In parallelogram MNOP, MN is a part of line l. Find the measure of the :
1) $\angle 1 + \angle 2$
2) $\angle 2 + \angle 3$

Answer 1

Hint: We will use the fact that opposite sides of a parallelogram are parallel and then treating NO as a transverse, we will use the alternate angles’ theory for 2 and 3 angles. Now, we will use the fact that adjacent angles of a parallelogram are supplementary.

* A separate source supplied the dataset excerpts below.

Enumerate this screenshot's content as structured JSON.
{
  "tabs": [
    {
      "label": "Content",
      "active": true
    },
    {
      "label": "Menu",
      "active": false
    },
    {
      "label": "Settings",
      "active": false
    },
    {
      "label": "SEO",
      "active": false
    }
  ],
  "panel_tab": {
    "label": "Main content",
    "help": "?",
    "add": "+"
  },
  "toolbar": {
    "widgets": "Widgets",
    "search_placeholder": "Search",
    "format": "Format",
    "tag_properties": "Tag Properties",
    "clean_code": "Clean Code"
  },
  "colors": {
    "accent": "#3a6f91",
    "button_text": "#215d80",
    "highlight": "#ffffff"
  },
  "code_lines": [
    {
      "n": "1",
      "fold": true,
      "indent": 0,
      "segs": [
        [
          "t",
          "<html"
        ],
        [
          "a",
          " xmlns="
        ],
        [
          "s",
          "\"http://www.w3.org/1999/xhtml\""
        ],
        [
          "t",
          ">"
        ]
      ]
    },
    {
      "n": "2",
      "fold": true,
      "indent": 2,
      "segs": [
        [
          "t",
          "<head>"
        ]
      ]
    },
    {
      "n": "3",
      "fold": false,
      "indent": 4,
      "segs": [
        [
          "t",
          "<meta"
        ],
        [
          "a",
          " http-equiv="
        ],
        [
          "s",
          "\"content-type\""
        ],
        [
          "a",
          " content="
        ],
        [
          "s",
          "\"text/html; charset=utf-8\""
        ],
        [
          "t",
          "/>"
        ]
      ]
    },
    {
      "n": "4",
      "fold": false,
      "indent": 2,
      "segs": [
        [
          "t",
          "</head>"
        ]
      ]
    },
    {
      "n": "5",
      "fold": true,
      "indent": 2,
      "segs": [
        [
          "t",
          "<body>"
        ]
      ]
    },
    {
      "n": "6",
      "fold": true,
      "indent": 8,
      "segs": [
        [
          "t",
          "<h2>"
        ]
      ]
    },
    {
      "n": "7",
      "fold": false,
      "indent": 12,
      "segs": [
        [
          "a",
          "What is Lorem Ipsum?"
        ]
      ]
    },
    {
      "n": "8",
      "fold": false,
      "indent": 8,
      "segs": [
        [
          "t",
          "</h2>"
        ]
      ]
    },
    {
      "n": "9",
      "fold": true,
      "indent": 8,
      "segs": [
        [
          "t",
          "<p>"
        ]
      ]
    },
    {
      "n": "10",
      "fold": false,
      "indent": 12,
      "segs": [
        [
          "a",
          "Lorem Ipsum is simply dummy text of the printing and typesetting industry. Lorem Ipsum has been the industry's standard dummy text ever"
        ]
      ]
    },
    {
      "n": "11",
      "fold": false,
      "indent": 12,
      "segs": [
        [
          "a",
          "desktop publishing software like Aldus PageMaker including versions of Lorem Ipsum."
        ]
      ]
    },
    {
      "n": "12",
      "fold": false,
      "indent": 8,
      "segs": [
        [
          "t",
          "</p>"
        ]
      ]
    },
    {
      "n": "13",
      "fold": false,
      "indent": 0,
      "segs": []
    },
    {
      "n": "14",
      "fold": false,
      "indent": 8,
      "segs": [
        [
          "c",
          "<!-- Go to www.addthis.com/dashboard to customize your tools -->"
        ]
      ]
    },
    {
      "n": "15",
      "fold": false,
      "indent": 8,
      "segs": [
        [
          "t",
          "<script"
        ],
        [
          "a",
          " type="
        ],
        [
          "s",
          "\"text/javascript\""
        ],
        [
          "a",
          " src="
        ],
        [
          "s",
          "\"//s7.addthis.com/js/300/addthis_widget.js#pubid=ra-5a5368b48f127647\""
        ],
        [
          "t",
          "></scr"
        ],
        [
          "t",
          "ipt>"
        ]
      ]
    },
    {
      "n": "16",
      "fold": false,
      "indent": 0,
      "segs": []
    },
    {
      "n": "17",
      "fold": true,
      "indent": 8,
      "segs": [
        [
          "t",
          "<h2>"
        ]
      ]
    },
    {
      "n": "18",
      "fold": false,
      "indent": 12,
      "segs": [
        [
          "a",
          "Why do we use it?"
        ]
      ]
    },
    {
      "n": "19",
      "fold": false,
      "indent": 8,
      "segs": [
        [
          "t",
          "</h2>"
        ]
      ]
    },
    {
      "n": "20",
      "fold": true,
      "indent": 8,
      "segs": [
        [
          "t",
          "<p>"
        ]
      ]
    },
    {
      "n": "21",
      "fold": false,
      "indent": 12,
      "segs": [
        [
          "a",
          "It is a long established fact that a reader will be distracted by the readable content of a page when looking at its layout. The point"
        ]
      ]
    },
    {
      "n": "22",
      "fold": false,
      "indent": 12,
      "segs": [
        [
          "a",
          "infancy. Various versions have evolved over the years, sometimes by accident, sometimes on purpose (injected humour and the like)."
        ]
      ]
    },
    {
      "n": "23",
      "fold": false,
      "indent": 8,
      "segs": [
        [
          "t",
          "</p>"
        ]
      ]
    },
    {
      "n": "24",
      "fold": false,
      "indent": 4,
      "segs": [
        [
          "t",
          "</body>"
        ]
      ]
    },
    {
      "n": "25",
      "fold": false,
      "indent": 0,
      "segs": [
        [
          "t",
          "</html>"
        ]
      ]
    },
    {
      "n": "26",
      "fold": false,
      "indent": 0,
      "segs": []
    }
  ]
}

Complete step-by-step answer:
Part 1)
We know that the adjacent angles of a parallelogram are supplementary.
Therefore, we will have that: $\angle PMN + \angle MNO = {180^ \circ }$ ………..(1)
Now, since l is a straight line and MN is a part of it.
Hence, $\angle PMN + \angle 1$ and $\angle MNO + \angle 2$ are the linear pairs.
Hence, $\angle PMN + \angle 1 = {180^ \circ }$ ………(2)
and $\angle MNO + \angle 2 = {180^ \circ }$ ……………(3)
Now, adding (2) and (3), we will get:-
$ \Rightarrow \angle PMN + \angle 1 + \angle MNO + \angle 2 = {360^ \circ }$
We can rewrite it as:-
$ \Rightarrow \angle PMN + \angle MNO + \angle 1 + \angle 2 = {360^ \circ }$
Using (1) in this, we will get:-
$ \Rightarrow {180^ \circ } + \angle 1 + \angle 2 = {360^ \circ }$
Taking ${180^ \circ }$ from the LHS to RHS, we will get:-
$ \Rightarrow \angle 1 + \angle 2 = {360^ \circ } - {180^ \circ }$
On simplifying the RHS, we will get:-
$ \Rightarrow \angle 1 + \angle 2 = {180^ \circ }$
Part 2)
We know that the opposite lines of a parallelogram are always parallel.
Hence, MN will be parallel to OP and NO will be parallel to OP.
Now, since MN and OP are parallel to each other and the line NO is acting as a transversal between them.
Hence, $\angle 2 = \angle NOP$ (Because of Alternate angles) …………..(4)
[Alternate angles are angles that are in opposite positions relative to a transversal intersecting two lines]
$\angle NOP + \angle 3$ and $\angle MNO + \angle 2$ are the linear pairs.
Hence, $\angle NOP + \angle 3 = {180^ \circ }$ ………(5)
Using (4) in this, we will get:-
$\angle 2 + \angle 3 = {180^ \circ }$.

Note: The students must note that if they are given to find some relation between angles 1 and 3, they can do so as well. Remember that the opposite angles of a parallelogram are equal and angle 1 and angle 3 are just the supplementary of equal angles and hence, must be equal as well.
Two angles are called supplementary angles if the sum of their degree measurements equals 180 degrees (straight line) . One of the supplementary angles is said to be the supplement of the other. The two angles do not need to be together or adjacent. They just need to add up to 180 degrees. If the two supplementary angles are adjacent then they will form a straight line.